Suppose I have only real number problems, where I need to find solutions. By what means could knowledge about complex numbers be useful?
Of course, the obviously applications are:
- contour integration
- understand radius of convergence of power series
- algebra with $\exp(ix)$ instead of $\sin(x)$
No need to elaborate on these ones 🙂 I'd be interested in some more suggestions!
In a way this question is asking how to show the advantage of complex numbers for real number mathematics of (scientifc) everyday problems. Ideally these examples should provide a considerable insight and not just reformulation.
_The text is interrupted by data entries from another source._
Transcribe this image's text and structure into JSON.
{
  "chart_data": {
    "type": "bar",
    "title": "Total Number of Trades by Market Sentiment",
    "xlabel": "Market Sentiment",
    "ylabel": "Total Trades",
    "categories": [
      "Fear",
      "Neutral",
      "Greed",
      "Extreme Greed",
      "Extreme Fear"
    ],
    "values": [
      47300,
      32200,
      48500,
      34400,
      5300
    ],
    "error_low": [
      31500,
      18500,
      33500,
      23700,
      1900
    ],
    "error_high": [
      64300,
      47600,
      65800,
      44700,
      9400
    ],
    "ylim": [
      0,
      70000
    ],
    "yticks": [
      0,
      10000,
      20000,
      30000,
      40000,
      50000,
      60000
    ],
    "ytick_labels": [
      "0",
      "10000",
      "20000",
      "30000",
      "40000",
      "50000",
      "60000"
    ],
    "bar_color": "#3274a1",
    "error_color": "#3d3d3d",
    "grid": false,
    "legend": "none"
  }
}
EDIT: These examples are the most real world I could come up with. I could imagine an engineer doing work that leads to some real world product in a few months, might need integrals or sine/cosine. Basically I'm looking for a examples that can be shown to a large audience of laymen for the work they already do. Examples like quantum mechanics are hard to justify, because due to many-particle problems QM rarely makes any useful predictions (where experiments aren't needed anyway). Anything closer to application?
Best Answer
This was already mentioned by Rahul but I think it deserves an answer in its own right. Digital signal processing of 1d (sound) and 2d (images) real data would take incredible amounts of time and would be much harder to understand if it weren't for the discrete Fourier transform and its fast implementations. This field is very real and complex numbers play a major role in it.